Windows 7 - cracked copies now coming to a pirate vendor near you

The sales of the cracked copies of Winows 7 mirror the development of cracked copies of Vista shortly after the previous Microsoft flagship operating system was released in January 2007.

Inquirer.net reports that cracked and pirated retail copies of Windows 7 are now going on open sale in the Asia-Pacific region and, according to anecdotal evidence, Infosecurity understands that some UK "outlets" are claiming they will have cracked copies of Windows 7 in stock later this month.

According to Fortify Software, the application vulnerability specialist, the release of cracked copies of Windows 7 come as no surprise.

"The RemoveWAT utility - also known as ChewWGA - exploits at least one of several probable security flaws on Windows 7 to allow a user to bypass the Windows Genuine Advantage registration procedure", said Richard Kirk, Fortify Software's European director.

"This type of crack appeared shortly after Windows Vista went on sale and was solved when Microsoft issued an update. Similar utilities for Windows XP also started appearing in the summer of 2005, shortly after the Windows Genuine Advantage system was made mandatory in July of that year", he added.

According to Kirk, the reason these security flaws exist - which Microsoft promptly patches after they appear in the wild - is the millions of lines of programme code that go into a modern operating system, which makes it extremely difficult to ensure security - as seen with Windows 7.

And, he said, whilst the code security flaws and potential loopholes are a headache for software vendors, they are an even worse problem for operating system developers, simply because of the scale of the coding structures involved.

"The only real solution to the problem is for software vendors to exhaustively test and retest the security of the code from the earliest stages in the software's development stages.
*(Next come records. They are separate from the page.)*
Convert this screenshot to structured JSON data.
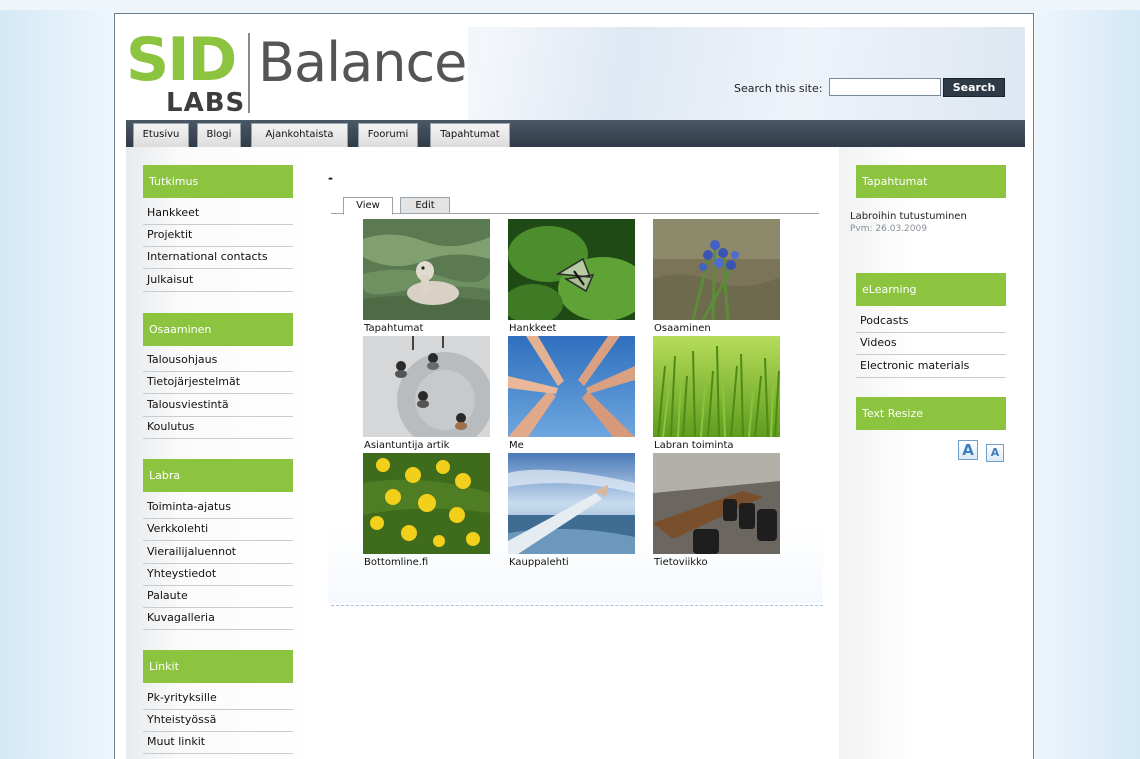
{
  "header": {
    "logo_sid": "SID",
    "logo_labs": "LABS",
    "logo_balance": "Balance",
    "search_label": "Search this site:",
    "search_value": "",
    "search_button": "Search"
  },
  "nav": {
    "tabs": [
      "Etusivu",
      "Blogi",
      "Ajankohtaista",
      "Foorumi",
      "Tapahtumat"
    ]
  },
  "left": {
    "sections": [
      {
        "title": "Tutkimus",
        "items": [
          "Hankkeet",
          "Projektit",
          "International contacts",
          "Julkaisut"
        ]
      },
      {
        "title": "Osaaminen",
        "items": [
          "Talousohjaus",
          "Tietojärjestelmät",
          "Talousviestintä",
          "Koulutus"
        ]
      },
      {
        "title": "Labra",
        "items": [
          "Toiminta-ajatus",
          "Verkkolehti",
          "Vierailijaluennot",
          "Yhteystiedot",
          "Palaute",
          "Kuvagalleria"
        ]
      },
      {
        "title": "Linkit",
        "items": [
          "Pk-yrityksille",
          "Yhteistyössä",
          "Muut linkit"
        ]
      }
    ]
  },
  "main": {
    "title": "-",
    "tabs": [
      "View",
      "Edit"
    ],
    "gallery": [
      {
        "caption": "Tapahtumat",
        "icon": "swan-photo"
      },
      {
        "caption": "Hankkeet",
        "icon": "butterfly-photo"
      },
      {
        "caption": "Osaaminen",
        "icon": "bluebell-flowers-photo"
      },
      {
        "caption": "Asiantuntija artik",
        "icon": "overhead-people-photo"
      },
      {
        "caption": "Me",
        "icon": "hands-sky-photo"
      },
      {
        "caption": "Labran toiminta",
        "icon": "grass-photo"
      },
      {
        "caption": "Bottomline.fi",
        "icon": "dandelions-photo"
      },
      {
        "caption": "Kauppalehti",
        "icon": "arm-sea-photo"
      },
      {
        "caption": "Tietoviikko",
        "icon": "boardroom-photo"
      }
    ]
  },
  "right": {
    "events_title": "Tapahtumat",
    "event": {
      "title": "Labroihin tutustuminen",
      "date": "Pvm: 26.03.2009"
    },
    "elearning_title": "eLearning",
    "elearning_items": [
      "Podcasts",
      "Videos",
      "Electronic materials"
    ],
    "resize_title": "Text Resize",
    "resize_large": "A",
    "resize_small": "A"
  },
  "colors": {
    "accent_green": "#8cc43f",
    "nav_dark": "#2f3b47"
  }
}
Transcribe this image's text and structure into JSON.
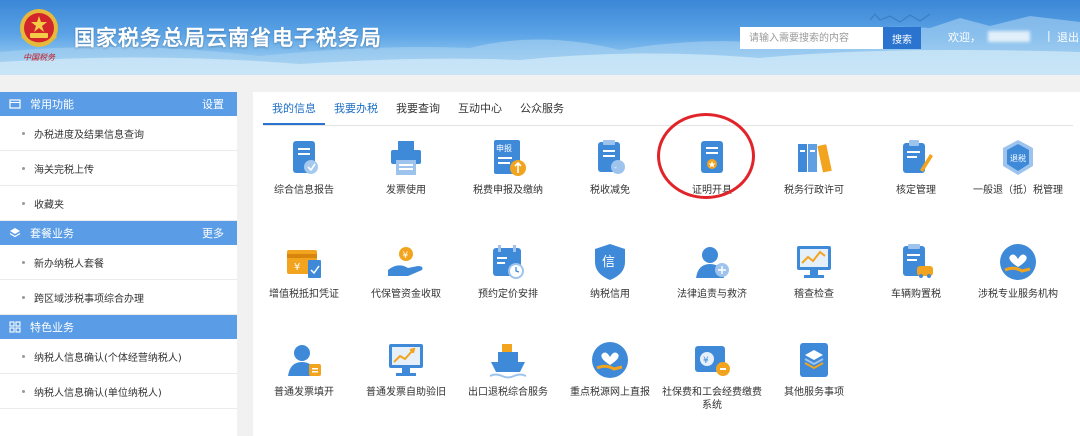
{
  "header": {
    "emblem_text": "中国税务",
    "title": "国家税务总局云南省电子税务局",
    "search_placeholder": "请输入需要搜索的内容",
    "search_button": "搜索",
    "welcome": "欢迎，",
    "separator": "|",
    "logout": "退出"
  },
  "sidebar": {
    "sections": [
      {
        "title": "常用功能",
        "action": "设置",
        "items": [
          "办税进度及结果信息查询",
          "海关完税上传",
          "收藏夹"
        ]
      },
      {
        "title": "套餐业务",
        "action": "更多",
        "items": [
          "新办纳税人套餐",
          "跨区域涉税事项综合办理"
        ]
      },
      {
        "title": "特色业务",
        "action": "",
        "items": [
          "纳税人信息确认(个体经营纳税人)",
          "纳税人信息确认(单位纳税人)"
        ]
      }
    ]
  },
  "tabs": [
    "我的信息",
    "我要办税",
    "我要查询",
    "互动中心",
    "公众服务"
  ],
  "services": [
    {
      "label": "综合信息报告",
      "icon": "report-icon"
    },
    {
      "label": "发票使用",
      "icon": "printer-icon"
    },
    {
      "label": "税费申报及缴纳",
      "icon": "declare-pay-icon"
    },
    {
      "label": "税收减免",
      "icon": "tax-relief-icon"
    },
    {
      "label": "证明开具",
      "icon": "certificate-icon"
    },
    {
      "label": "税务行政许可",
      "icon": "binders-icon"
    },
    {
      "label": "核定管理",
      "icon": "clipboard-pen-icon"
    },
    {
      "label": "一般退（抵）税管理",
      "icon": "refund-icon",
      "icon_text": "退税"
    },
    {
      "label": "增值税抵扣凭证",
      "icon": "vat-voucher-icon"
    },
    {
      "label": "代保管资金收取",
      "icon": "hand-coin-icon"
    },
    {
      "label": "预约定价安排",
      "icon": "calendar-clock-icon"
    },
    {
      "label": "纳税信用",
      "icon": "credit-icon",
      "icon_text": "信"
    },
    {
      "label": "法律追责与救济",
      "icon": "law-person-icon"
    },
    {
      "label": "稽查检查",
      "icon": "monitor-chart-icon"
    },
    {
      "label": "车辆购置税",
      "icon": "vehicle-tax-icon"
    },
    {
      "label": "涉税专业服务机构",
      "icon": "heart-hand-icon"
    },
    {
      "label": "普通发票填开",
      "icon": "person-invoice-icon"
    },
    {
      "label": "普通发票自助验旧",
      "icon": "monitor-trend-icon"
    },
    {
      "label": "出口退税综合服务",
      "icon": "ship-icon"
    },
    {
      "label": "重点税源网上直报",
      "icon": "heart-hand-report-icon"
    },
    {
      "label": "社保费和工会经费缴费系统",
      "icon": "social-insurance-icon"
    },
    {
      "label": "其他服务事项",
      "icon": "layers-icon"
    }
  ],
  "colors": {
    "header_blue": "#3b86d6",
    "sidebar_header": "#5a9de6",
    "accent": "#2a74d0",
    "highlight_circle": "#e1242a",
    "icon_blue": "#3f8ad8",
    "icon_orange": "#f2a41e"
  }
}
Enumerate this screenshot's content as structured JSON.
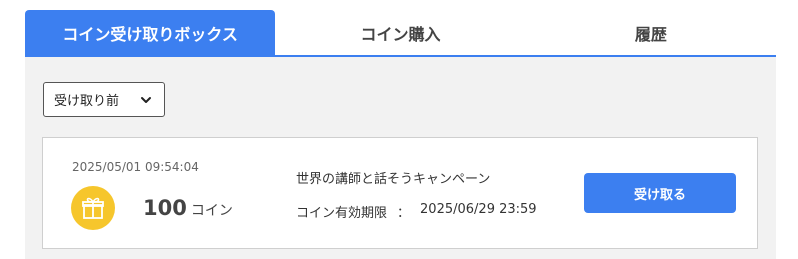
{
  "tabs": [
    {
      "label": "コイン受け取りボックス",
      "active": true
    },
    {
      "label": "コイン購入",
      "active": false
    },
    {
      "label": "履歴",
      "active": false
    }
  ],
  "filter": {
    "selected": "受け取り前",
    "icon": "chevron-down-icon"
  },
  "card": {
    "date": "2025/05/01 09:54:04",
    "icon": "gift-icon",
    "amount": "100",
    "unit": "コイン",
    "campaign": "世界の講師と話そうキャンペーン",
    "expiry_label": "コイン有効期限",
    "expiry_sep": "：",
    "expiry_value": "2025/06/29 23:59",
    "button_label": "受け取る"
  },
  "colors": {
    "accent": "#3c7ff0",
    "gift_bg": "#f6c62c",
    "panel_bg": "#f2f2f2"
  }
}
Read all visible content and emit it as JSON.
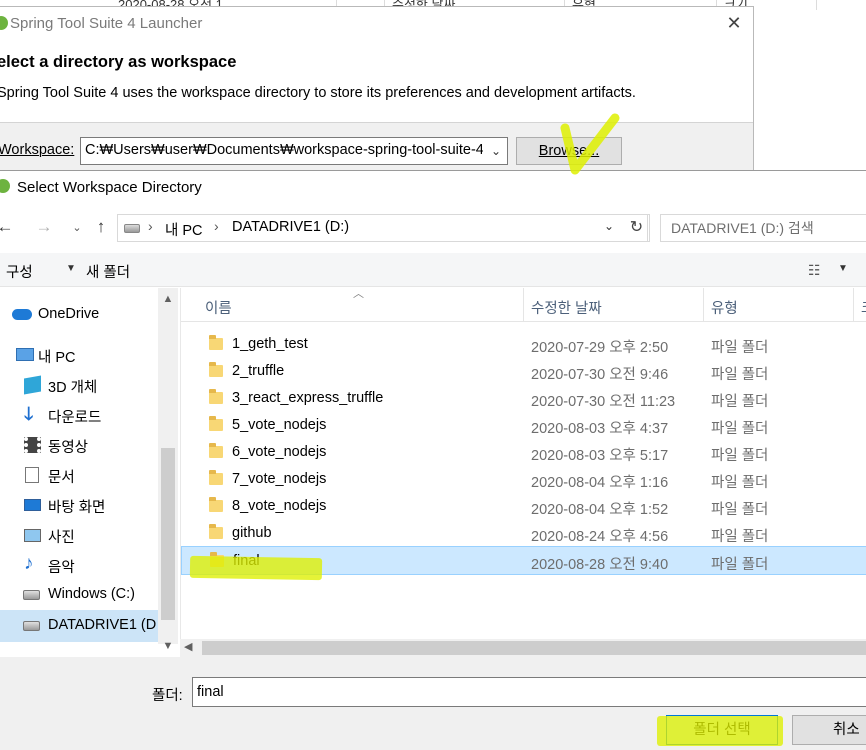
{
  "background_explorer": {
    "date_text": "2020-08-28 오전 1",
    "col_modified": "수정한 날짜",
    "col_type": "유형",
    "col_size": "크기"
  },
  "launcher": {
    "title": "Spring Tool Suite 4 Launcher",
    "close_glyph": "✕",
    "heading": "elect a directory as workspace",
    "description": "Spring Tool Suite 4 uses the workspace directory to store its preferences and development artifacts.",
    "workspace_label": "Workspace:",
    "workspace_value": "C:₩Users₩user₩Documents₩workspace-spring-tool-suite-4",
    "browse_label": "Browse..."
  },
  "dialog": {
    "title": "Select Workspace Directory",
    "nav": {
      "back_glyph": "←",
      "forward_glyph": "→",
      "recent_glyph": "⌄",
      "up_glyph": "↑",
      "path_sep": "›",
      "path_pc": "내 PC",
      "path_drive": "DATADRIVE1 (D:)",
      "refresh_glyph": "↻",
      "search_placeholder": "DATADRIVE1 (D:) 검색"
    },
    "toolbar": {
      "organize_label": "구성",
      "organize_caret": "▼",
      "new_folder_label": "새 폴더",
      "view_glyph": "☷",
      "view_caret": "▼"
    },
    "nav_pane": {
      "items": [
        {
          "label": "OneDrive",
          "icon": "cloud-icon"
        },
        {
          "label": "내 PC",
          "icon": "computer-icon"
        },
        {
          "label": "3D 개체",
          "icon": "cube-icon"
        },
        {
          "label": "다운로드",
          "icon": "download-icon"
        },
        {
          "label": "동영상",
          "icon": "video-icon"
        },
        {
          "label": "문서",
          "icon": "document-icon"
        },
        {
          "label": "바탕 화면",
          "icon": "desktop-icon"
        },
        {
          "label": "사진",
          "icon": "pictures-icon"
        },
        {
          "label": "음악",
          "icon": "music-icon"
        },
        {
          "label": "Windows (C:)",
          "icon": "drive-icon"
        },
        {
          "label": "DATADRIVE1 (D",
          "icon": "drive-icon"
        }
      ]
    },
    "columns": {
      "name": "이름",
      "modified": "수정한 날짜",
      "type": "유형",
      "size": "크"
    },
    "files": [
      {
        "name": "1_geth_test",
        "modified": "2020-07-29 오후 2:50",
        "type": "파일 폴더"
      },
      {
        "name": "2_truffle",
        "modified": "2020-07-30 오전 9:46",
        "type": "파일 폴더"
      },
      {
        "name": "3_react_express_truffle",
        "modified": "2020-07-30 오전 11:23",
        "type": "파일 폴더"
      },
      {
        "name": "5_vote_nodejs",
        "modified": "2020-08-03 오후 4:37",
        "type": "파일 폴더"
      },
      {
        "name": "6_vote_nodejs",
        "modified": "2020-08-03 오후 5:17",
        "type": "파일 폴더"
      },
      {
        "name": "7_vote_nodejs",
        "modified": "2020-08-04 오후 1:16",
        "type": "파일 폴더"
      },
      {
        "name": "8_vote_nodejs",
        "modified": "2020-08-04 오후 1:52",
        "type": "파일 폴더"
      },
      {
        "name": "github",
        "modified": "2020-08-24 오후 4:56",
        "type": "파일 폴더"
      },
      {
        "name": "final",
        "modified": "2020-08-28 오전 9:40",
        "type": "파일 폴더"
      }
    ],
    "folder_label": "폴더:",
    "folder_value": "final",
    "select_button": "폴더 선택",
    "cancel_button": "취소",
    "scroll_up_glyph": "▲",
    "scroll_down_glyph": "▼",
    "scroll_left_glyph": "◀",
    "sort_glyph": "︿"
  },
  "colors": {
    "highlight": "#def000",
    "selection": "#cce8ff",
    "spring_green": "#6db33f"
  }
}
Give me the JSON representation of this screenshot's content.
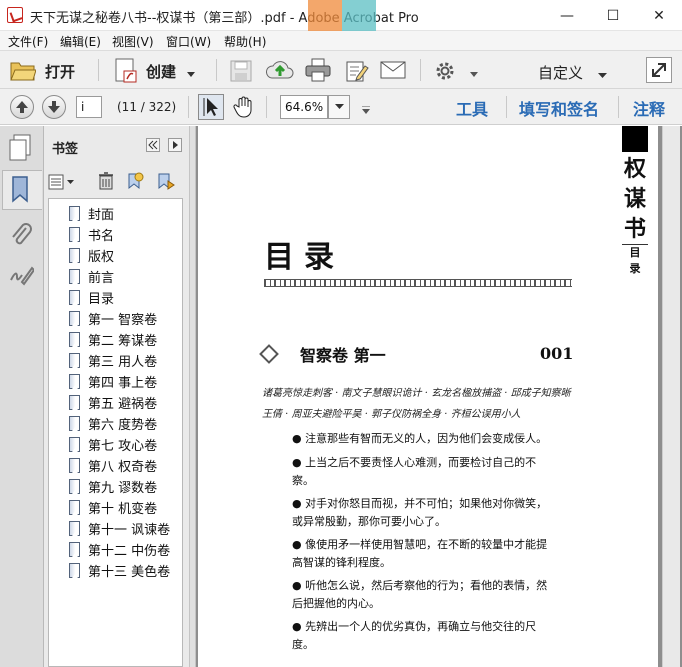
{
  "window": {
    "title": "天下无谋之秘卷八书--权谋书（第三部）.pdf - Adobe Acrobat Pro",
    "minimize": "—",
    "maximize": "☐",
    "close": "✕"
  },
  "menu": [
    "文件(F)",
    "编辑(E)",
    "视图(V)",
    "窗口(W)",
    "帮助(H)"
  ],
  "toolbar": {
    "open_label": "打开",
    "create_label": "创建",
    "customize_label": "自定义"
  },
  "nav": {
    "page_input": "i",
    "page_count": "(11 / 322)",
    "zoom": "64.6%",
    "tools_label": "工具",
    "fill_sign_label": "填写和签名",
    "comment_label": "注释"
  },
  "bookmarks": {
    "panel_title": "书签",
    "items": [
      "封面",
      "书名",
      "版权",
      "前言",
      "目录",
      "第一 智察卷",
      "第二 筹谋卷",
      "第三 用人卷",
      "第四 事上卷",
      "第五 避祸卷",
      "第六 度势卷",
      "第七 攻心卷",
      "第八 权奇卷",
      "第九 谬数卷",
      "第十 机变卷",
      "第十一 讽谏卷",
      "第十二 中伤卷",
      "第十三 美色卷"
    ]
  },
  "document": {
    "heading": "目录",
    "side_title": [
      "权",
      "谋",
      "书"
    ],
    "side_sub": [
      "目",
      "录"
    ],
    "chapter_title": "智察卷 第一",
    "chapter_page": "001",
    "sub_line1": "诸葛亮惊走刺客 · 南文子慧眼识诡计 · 玄龙名楹放捕盗 · 邱成子知察晰",
    "sub_line2": "王倩 · 周亚夫避险平吴 · 郭子仪防祸全身 · 齐桓公误用小人",
    "bullets": [
      "● 注意那些有智而无义的人，因为他们会变成佞人。",
      "● 上当之后不要责怪人心难测，而要检讨自己的不察。",
      "● 对手对你怒目而视，并不可怕；如果他对你微笑，或异常殷勤，那你可要小心了。",
      "● 像使用矛一样使用智慧吧，在不断的较量中才能提高智谋的锋利程度。",
      "● 听他怎么说，然后考察他的行为；看他的表情，然后把握他的内心。",
      "● 先辨出一个人的优劣真伪，再确立与他交往的尺度。"
    ]
  }
}
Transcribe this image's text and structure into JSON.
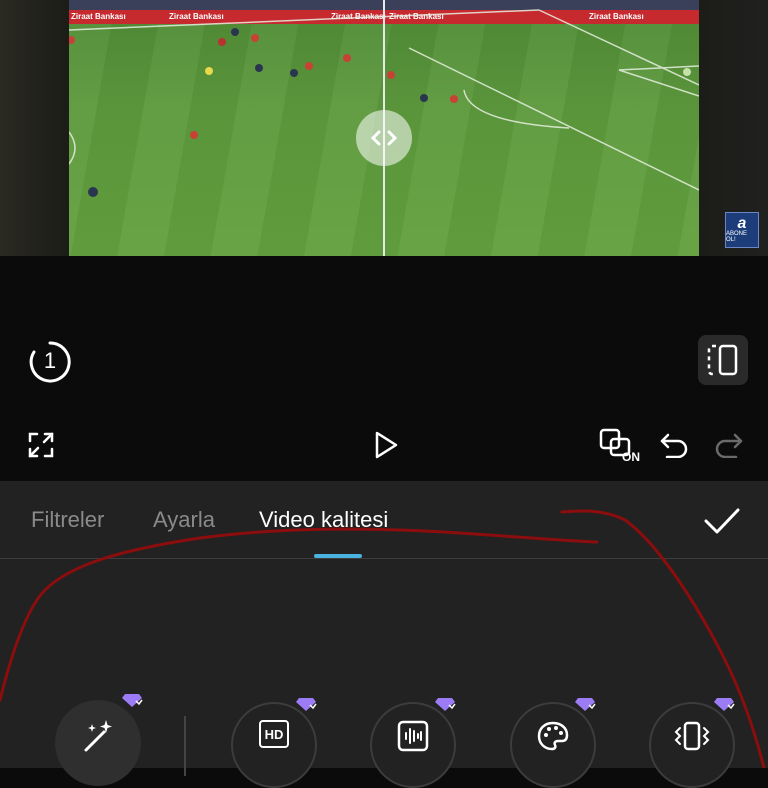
{
  "video": {
    "ad_boards": [
      "Ziraat Bankası",
      "Ziraat Bankası",
      "Ziraat Bankası",
      "Ziraat Bankası",
      "Ziraat Bankası"
    ],
    "watermark_letter": "a",
    "watermark_label": "ABONE OL!"
  },
  "undo_counter": "1",
  "controls": {
    "compare_on_label": "ON"
  },
  "tabs": [
    {
      "label": "Filtreler"
    },
    {
      "label": "Ayarla"
    },
    {
      "label": "Video kalitesi"
    }
  ],
  "tools": [
    {
      "icon": "magic-wand-icon",
      "pro": true
    },
    {
      "icon": "hd-icon",
      "label": "HD",
      "pro": true
    },
    {
      "icon": "noise-reduction-icon",
      "pro": true
    },
    {
      "icon": "palette-icon",
      "pro": true
    },
    {
      "icon": "stabilize-icon",
      "pro": true
    }
  ],
  "colors": {
    "accent": "#4ab3e0",
    "pro_badge": "#9b7cf5",
    "annotation": "#8b0d0d"
  }
}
Specialised tools can help automate this process, enabling efficient scanning and accurate detection."

Code security auditing and testing, he explained, is a highly specialised industry that can help organisations avoid revenue and data losses when software is cracked, as has clearly happened with Windows 7.

"Microsoft will now almost certainly retroactively re-engineer Windows 7 to prevent any registration loopholes from being exploited", he said.

"More than anything, this highlights the fact that the sheer size of programmes these days means that code loopholes will slip through the net unless you are scrutinising them regularly from the moment they are written whether designed in-house or commercially", he added.